New research report on the geography of credit invisibility
Creditworthy consumers can face difficulties accessing credit if they lack a credit record that is treated as "scorable" by widely used credit scoring models. These consumers include those who are "credit invisible," meaning that they do not have a credit record maintained by one of the nationwide consumer reporting agencies (NCRAs). They also include those who have a credit record that contains either too little information or information that is deemed too old to be reliable. The Bureau published two previous Data Points about consumers with limited credit histories. The first, Credit Invisibles, estimated the number and demographic characteristics of consumers who were credit invisible or had an unscorable credit record. The second, Becoming Credit Visible, explored the ways in which consumers establish credit records.
According to these Data Points, consumers who are Black, Hispanic, or living in low-income neighborhoods are more likely to have trouble accessing credit due to an unscorable credit record or no record at all. A long-standing concern relating to credit access for the Bureau and other policymakers is the importance of geography in accessing credit. This concern goes at least as far back as early efforts to combat redlining and other forms of unlawful discrimination. Redlining is a term used for an illegal practice under which people living in a certain area or neighborhood are not given the same access to credit as people in other areas or neighborhoods on the basis of race, color, or another prohibited characteristic. Identifying cases of redlining has been a priority for the Bureau and other agencies.
In conjunction with the Bureau’s symposium, Building a Bridge to Credit Visibility, we released a third Data Point discussing credit invisible consumers, The Geography of Credit Invisibility, which provides a closer look at the relationship between geography and credit invisibility. This study examines geographic patterns in the incidence of credit invisibility to assess the extent to which where one resides is correlated with one’s likelihood of remaining credit invisible.
Key findings include:
Focusing on the incidence of credit invisibility among adults 25 and older may better identify tracts where access to traditional sources of credit is more limited
Our research found that over 90 percent of consumers transition out of credit invisibility by their mid-to-late 20s. This observation may indicate that focusing on the population of consumers age 25 and older is most useful in identifying geographic areas where traditional sources of credit are scarce, sometimes referred to as “credit deserts.”

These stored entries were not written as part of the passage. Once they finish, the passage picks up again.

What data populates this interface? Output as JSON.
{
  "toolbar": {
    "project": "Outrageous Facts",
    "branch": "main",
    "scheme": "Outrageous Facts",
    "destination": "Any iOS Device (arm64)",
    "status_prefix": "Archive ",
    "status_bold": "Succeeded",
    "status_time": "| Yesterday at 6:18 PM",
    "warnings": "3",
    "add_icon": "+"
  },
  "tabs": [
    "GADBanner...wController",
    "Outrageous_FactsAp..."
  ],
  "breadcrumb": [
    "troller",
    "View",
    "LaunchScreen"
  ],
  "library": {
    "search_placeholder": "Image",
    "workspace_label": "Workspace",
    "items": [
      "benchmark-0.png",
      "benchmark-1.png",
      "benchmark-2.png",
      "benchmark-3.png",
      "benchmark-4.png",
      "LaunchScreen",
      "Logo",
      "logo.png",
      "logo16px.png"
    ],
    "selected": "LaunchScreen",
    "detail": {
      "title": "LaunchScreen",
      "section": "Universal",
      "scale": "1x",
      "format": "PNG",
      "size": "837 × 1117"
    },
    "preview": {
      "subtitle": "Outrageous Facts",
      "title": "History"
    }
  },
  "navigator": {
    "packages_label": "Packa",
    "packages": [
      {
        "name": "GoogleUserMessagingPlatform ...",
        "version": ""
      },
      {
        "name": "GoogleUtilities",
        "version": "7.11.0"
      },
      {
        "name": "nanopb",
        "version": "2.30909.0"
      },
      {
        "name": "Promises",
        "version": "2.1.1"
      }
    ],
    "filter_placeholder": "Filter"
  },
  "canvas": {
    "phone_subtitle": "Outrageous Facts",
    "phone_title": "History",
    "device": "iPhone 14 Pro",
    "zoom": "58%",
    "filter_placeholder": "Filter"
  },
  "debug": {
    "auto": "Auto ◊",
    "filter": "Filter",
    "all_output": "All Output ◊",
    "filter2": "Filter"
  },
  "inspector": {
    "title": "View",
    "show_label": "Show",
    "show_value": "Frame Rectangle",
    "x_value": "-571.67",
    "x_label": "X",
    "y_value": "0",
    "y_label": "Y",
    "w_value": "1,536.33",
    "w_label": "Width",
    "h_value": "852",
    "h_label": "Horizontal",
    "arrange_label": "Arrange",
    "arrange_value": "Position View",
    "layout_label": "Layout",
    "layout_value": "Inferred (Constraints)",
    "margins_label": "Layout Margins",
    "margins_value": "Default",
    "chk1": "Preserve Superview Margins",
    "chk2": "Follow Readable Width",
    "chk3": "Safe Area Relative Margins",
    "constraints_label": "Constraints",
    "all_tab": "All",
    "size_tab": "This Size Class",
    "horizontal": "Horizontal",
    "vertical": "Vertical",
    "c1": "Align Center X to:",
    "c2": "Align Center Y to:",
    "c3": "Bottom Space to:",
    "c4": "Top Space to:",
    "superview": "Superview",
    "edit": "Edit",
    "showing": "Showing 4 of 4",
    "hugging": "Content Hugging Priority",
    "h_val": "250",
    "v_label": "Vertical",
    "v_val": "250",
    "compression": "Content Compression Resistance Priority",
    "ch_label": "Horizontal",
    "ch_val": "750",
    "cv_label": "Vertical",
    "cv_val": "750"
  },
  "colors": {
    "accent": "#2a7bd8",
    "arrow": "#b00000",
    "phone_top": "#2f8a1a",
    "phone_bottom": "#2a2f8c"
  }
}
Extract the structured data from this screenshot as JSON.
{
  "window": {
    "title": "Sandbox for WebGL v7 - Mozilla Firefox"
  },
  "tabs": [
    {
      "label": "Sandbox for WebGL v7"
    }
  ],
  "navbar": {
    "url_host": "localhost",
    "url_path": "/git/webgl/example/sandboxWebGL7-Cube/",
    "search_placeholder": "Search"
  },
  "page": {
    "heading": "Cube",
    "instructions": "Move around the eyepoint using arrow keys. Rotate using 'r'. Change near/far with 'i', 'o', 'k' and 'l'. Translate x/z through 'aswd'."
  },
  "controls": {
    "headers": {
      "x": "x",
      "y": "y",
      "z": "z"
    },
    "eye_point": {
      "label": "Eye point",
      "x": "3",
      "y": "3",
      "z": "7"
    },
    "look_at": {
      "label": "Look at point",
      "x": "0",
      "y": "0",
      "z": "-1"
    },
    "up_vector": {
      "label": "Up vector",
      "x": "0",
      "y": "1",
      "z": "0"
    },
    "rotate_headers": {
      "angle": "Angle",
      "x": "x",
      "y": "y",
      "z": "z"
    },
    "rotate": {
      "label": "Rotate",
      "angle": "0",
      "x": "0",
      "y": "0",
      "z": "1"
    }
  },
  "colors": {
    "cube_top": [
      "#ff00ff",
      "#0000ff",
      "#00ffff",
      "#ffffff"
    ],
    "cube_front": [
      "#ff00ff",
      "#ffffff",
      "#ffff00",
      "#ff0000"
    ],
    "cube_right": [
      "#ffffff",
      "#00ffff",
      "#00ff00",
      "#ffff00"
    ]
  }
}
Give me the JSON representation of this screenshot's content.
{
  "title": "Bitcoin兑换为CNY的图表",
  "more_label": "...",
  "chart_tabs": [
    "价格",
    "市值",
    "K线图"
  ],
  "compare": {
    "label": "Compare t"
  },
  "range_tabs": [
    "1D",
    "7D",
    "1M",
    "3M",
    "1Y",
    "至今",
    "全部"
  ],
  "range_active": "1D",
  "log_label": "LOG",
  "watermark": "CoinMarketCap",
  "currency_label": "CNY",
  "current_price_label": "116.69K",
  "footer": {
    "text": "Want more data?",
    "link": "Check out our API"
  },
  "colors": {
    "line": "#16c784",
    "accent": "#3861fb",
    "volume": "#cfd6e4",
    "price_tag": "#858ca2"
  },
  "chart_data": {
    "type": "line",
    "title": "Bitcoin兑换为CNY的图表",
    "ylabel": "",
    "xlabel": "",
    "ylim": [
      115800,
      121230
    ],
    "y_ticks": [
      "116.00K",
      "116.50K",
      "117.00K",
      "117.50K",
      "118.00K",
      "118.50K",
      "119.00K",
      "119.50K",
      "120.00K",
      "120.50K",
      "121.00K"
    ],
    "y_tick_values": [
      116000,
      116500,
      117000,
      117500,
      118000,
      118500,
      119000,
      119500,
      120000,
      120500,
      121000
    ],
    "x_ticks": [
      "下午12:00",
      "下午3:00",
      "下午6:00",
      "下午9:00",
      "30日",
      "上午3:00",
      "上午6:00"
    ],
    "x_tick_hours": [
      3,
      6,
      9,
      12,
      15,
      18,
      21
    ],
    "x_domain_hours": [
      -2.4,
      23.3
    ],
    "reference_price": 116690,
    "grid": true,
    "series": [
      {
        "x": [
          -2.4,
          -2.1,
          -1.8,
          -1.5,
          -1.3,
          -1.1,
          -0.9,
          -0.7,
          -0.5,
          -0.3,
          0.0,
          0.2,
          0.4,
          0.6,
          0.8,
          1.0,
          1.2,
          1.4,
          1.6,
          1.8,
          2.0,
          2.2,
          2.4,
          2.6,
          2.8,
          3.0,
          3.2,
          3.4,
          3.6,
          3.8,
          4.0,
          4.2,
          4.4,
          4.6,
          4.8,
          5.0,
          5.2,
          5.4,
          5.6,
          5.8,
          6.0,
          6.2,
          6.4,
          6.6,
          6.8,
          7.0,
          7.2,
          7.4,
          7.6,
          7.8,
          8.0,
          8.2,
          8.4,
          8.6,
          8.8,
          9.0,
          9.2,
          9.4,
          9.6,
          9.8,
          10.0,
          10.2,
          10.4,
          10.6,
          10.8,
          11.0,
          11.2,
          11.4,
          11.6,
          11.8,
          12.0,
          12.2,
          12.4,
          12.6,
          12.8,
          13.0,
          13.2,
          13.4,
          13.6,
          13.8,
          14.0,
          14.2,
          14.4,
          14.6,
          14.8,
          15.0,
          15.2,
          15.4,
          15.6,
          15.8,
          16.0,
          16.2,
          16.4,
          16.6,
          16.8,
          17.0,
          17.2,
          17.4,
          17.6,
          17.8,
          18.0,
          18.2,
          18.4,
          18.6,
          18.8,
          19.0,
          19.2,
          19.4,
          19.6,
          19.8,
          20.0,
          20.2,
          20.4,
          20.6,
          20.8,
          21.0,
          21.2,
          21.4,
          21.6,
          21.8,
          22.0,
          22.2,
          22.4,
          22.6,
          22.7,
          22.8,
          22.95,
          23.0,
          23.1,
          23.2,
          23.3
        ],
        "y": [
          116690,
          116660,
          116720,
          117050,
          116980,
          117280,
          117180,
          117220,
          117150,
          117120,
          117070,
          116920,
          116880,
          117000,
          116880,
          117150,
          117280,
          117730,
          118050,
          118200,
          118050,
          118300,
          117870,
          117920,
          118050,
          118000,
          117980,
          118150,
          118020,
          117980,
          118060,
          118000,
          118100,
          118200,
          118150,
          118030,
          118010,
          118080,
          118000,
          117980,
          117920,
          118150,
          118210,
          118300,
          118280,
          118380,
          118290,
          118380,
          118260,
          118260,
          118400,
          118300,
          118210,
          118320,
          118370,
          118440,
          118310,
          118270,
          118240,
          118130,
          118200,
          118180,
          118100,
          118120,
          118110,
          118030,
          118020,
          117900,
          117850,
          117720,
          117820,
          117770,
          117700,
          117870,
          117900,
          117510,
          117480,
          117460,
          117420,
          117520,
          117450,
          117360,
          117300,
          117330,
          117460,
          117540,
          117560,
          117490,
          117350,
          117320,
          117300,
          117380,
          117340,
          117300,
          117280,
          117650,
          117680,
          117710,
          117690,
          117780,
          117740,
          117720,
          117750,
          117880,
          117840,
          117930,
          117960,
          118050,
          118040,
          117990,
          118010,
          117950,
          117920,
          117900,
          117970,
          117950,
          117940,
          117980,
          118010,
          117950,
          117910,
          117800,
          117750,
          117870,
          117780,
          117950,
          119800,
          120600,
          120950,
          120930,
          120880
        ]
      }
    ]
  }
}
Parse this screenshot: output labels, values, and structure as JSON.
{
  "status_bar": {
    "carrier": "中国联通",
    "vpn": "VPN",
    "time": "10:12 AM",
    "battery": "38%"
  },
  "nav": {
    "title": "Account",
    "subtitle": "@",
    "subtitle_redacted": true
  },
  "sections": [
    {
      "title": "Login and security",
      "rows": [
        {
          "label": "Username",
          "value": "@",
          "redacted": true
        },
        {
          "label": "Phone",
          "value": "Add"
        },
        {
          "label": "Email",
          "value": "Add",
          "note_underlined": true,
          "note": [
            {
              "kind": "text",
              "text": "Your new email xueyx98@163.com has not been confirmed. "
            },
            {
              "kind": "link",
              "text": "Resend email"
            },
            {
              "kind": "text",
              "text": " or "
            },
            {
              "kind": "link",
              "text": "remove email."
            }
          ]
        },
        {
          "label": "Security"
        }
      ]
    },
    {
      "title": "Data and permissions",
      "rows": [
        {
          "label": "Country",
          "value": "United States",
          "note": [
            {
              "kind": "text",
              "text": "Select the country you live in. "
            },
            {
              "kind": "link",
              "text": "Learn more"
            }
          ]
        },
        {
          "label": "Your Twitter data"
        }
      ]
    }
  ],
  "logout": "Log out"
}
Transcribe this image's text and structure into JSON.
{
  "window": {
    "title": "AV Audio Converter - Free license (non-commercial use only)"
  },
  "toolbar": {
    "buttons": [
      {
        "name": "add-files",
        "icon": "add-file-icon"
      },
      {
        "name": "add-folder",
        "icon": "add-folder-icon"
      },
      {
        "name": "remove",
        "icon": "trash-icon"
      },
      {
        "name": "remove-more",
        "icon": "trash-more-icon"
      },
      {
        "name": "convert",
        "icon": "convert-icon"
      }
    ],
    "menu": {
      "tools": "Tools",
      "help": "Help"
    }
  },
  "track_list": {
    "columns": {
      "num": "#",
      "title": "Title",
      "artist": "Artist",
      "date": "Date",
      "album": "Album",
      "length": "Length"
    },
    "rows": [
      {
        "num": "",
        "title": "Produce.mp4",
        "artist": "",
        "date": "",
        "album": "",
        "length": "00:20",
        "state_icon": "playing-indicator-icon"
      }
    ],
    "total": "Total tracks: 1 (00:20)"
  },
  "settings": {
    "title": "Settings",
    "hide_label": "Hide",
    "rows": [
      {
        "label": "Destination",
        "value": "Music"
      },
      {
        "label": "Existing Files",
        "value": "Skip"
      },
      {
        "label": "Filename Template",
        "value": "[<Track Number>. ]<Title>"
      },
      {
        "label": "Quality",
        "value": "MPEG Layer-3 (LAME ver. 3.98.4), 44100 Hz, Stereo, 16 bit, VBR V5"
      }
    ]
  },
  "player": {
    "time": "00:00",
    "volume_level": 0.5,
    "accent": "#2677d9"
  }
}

Credit invisibility among adults 25 and older is concentrated in rural and highly urban geographies
Our research found that, while credit invisibility is more common in rural areas as a percentage of the population, over two-thirds of adults 25 and older who are credit invisible reside in metropolitan areas because of the higher population within those areas. We also observed elevated likelihood of credit invisibility in rural areas regardless of the tract’s income level, in contrast to a strong relationship between neighborhood income and the likelihood of credit invisibility in highly urban areas.
Consumers in rural and low-to-moderate income areas use credit cards as entry products less often than consumers residing in other geographies
Among consumers who successfully transition out of credit invisibility, the overall rate of using a credit card as an entry product is much lower for those living in rural areas. Additionally, among this same population, our research found that the rate of using a credit card as an entry product is also lower for consumers living in lower-income neighborhoods. This result is more pronounced in highly urban areas.
Lack of internet access appears to have a stronger relationship to credit invisibility than does the presence of a bank branch
While younger adults residing near bank branches in highly urban areas used credit cards as entry products more often than those residing further away, overall we found little relationship between distance to the nearest branch and the incidence of credit invisibility. In contrast, our research did find that many credit products are originated through online means, causing credit invisibility to be more prevalent in areas with less internet access.
While determining the underlying factors that cause sustained credit invisibility is difficult and beyond the scope of this study, highlighting areas where credit invisibility is more common can help policymakers focus on those areas and advance the conversation about potential causes and solutions.